Non fiction

Issue #9

Mari

i.
It is early evening.  A woman sits on a plastic chair, by the side of a hospital bed.  She looks like she has been sat there a while and has a half drunk bottle of Coke on the floor beside her and a rucksack  – the bed is in shadow/you can’t see who is in it.  There is the sound of hospital equipment bleeping periodically in the background, and the hiss of an oxygen mask.  The woman is sat with a ball of red wool in her lap and a French knitting dolly in her hand, slowly winding the wool around the pins as she speaks.

(Lights Up)

She’s sleeping now, her breathing more regular with the oxygen tube clipped to her nose.  I’m sitting here French knitting.  It keeps my hands busy, gives me something to do.  I was about 5yrs old when my Nan first handed me a big wooden bobbin with four nails hammered into the top.  She taught me how to wind the wool around the nails to make a spider’s web, how to use a needle to pull the loop over each nail.  Then, magically, the long worm of wool would start to creep out of the end of the bobbin.

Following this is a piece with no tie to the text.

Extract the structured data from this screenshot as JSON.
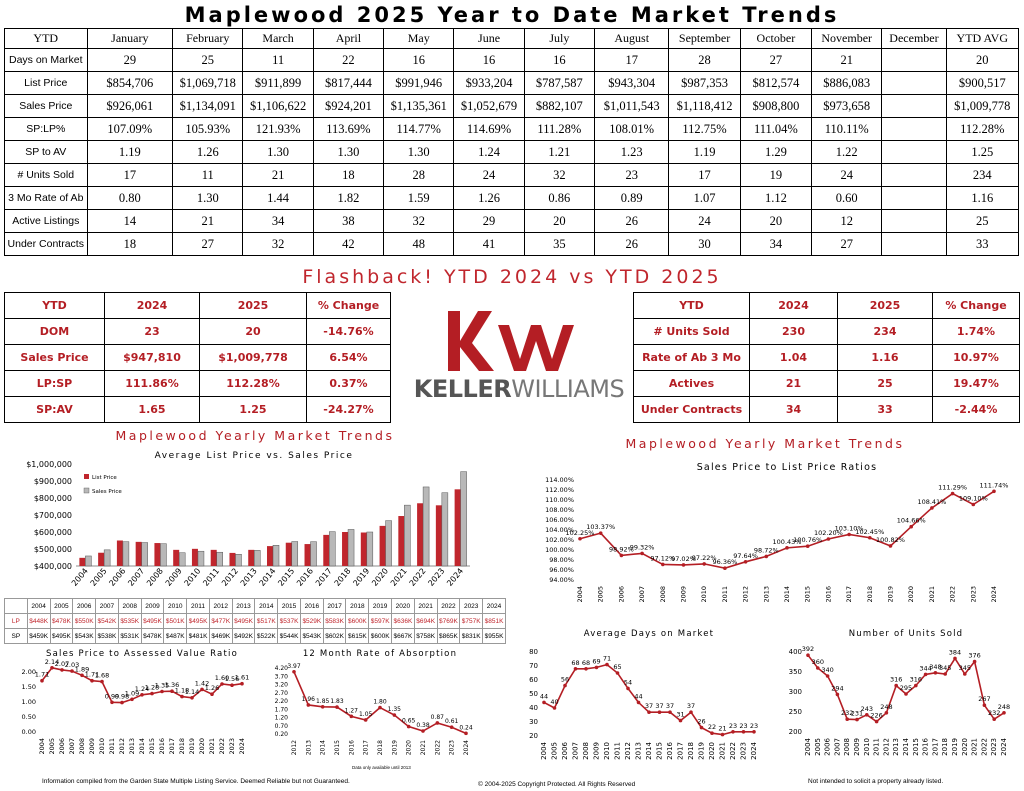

Her chipped nail varnish is bugging me, I meant to bring some and give her a manicure to cheer her up.  But somehow I don’t think she’s bothered right now.  She kept gripping my hand earlier, her long nails digging into my flesh.

I prefer being here on my own, without other people sitting around in hard plastic chairs trying to make polite conversation.  My brother staring into space and glancing nervously at the bed, Mum wincing every time she hears the muttered (pause-  look straight ahead) ‘Please let me die.’ (she places the knitting into the rucksack, stands and stretches as if stiff/tired, then sits back down with a sigh)

It took a bus ride, two trains and two more buses to get here yesterday.  Past the smokers in their dressing gowns at the entrance, a wrong turn into the canteen to see tables of patients and visitors sipping cups of lukewarm tea.  Along a winding corridor and over the footbridge, down some steps and into the basement of the old hospital building.  The ward has eight beds, four on each side.  She was lying in the first bed on the left, as I walked through the door.

(she looks towards the bed) I wish she’d eat something.  But her appetite has disappeared, like the flesh on her bones.  At home when I visit her I usually take a cream cake.  She always refuses the proffered sandwich, saying ‘I’m not hungry.’  But her face lights up when she sees the cake, (half laugh) and I smile as she devours it, leaving a spot of cream on her cheek.

The worst part is not when her breathing becomes shallow, or the times she grips at the sheets, shifting up and down the bed to get comfortable.  (she grips her hands tightly in her lap and looks down at them briefly) The worst part is when she says ‘I want to go home.’ (looks directly at audience)  Because it’s the one thing that will never happen.  And I hate every time I lie to her and say ‘You will, we just need to get you back on your feet first.’  The truth’s a bitch.

To see my brother kiss her as he was leaving, and say ‘I love you’ killed me.  It was so out of character.  It killed me more that I couldn’t do the same when I kissed and hugged her.  (She gets up and walks to the bed, as if checking on the person lying there, smooths the blankets and sits back down)

One day, a year or so ago, she told me how she’d lost her first child.  The family secret, that we vaguely knew, but she never spoke about.  June she was called, and just eighteen months old when she contracted meningitis.  She sat with her for two days straight, becoming so exhausted the nurses sent her home to have a bath and get some sleep.  She was drying her hair when the policeman knocked at the door.

It was still dripping when they led her into the hospital room, forced the limp little body into her arms, and made her hold her dead daughter.  She told me how she’d tried to keep her hands behind her back, shut her eyes.  Shut out reality.  She looked down at the cold, lifeless body, screamed, and ran from the room.

(Blackout)

ii.~
Woman stood looking out into the audience.  She has her coat on and her bag is clasped to her chest.  She looks tense.

(Lights Fade up)

I walk down the corridor, see Mum at the end of it, stood near the window.  Rushing over to her, I hear the words ‘You’re too late.’  And I just stand there. 

A million questions run through my head.  Why didn’t I come over yesterday?  Was she alone?  Was it quick? (pause) ‘Can, can I see her?’ I manage to croak.

I am led to a curtained off bed in the middle of a busy ward.  And there she is.  Not looking like she is sleeping, or at peace.  But with her mouth stretched open in a silent, never ending sigh.   It’s really unsettling. (stares out into space)

I take a deep breath, (pause) remember her sawing branches off the garden tree to make me and my brother bows and arrows, our trips on the bus to Manchester Airport to watch the aeroplanes taking off.  And I think about the young woman, who lost one daughter, and brought up another one on her own.

Then I bend down and touch her hand, stroke her hair as I kiss her forehead.  ‘Goodbye Nan, I love you.’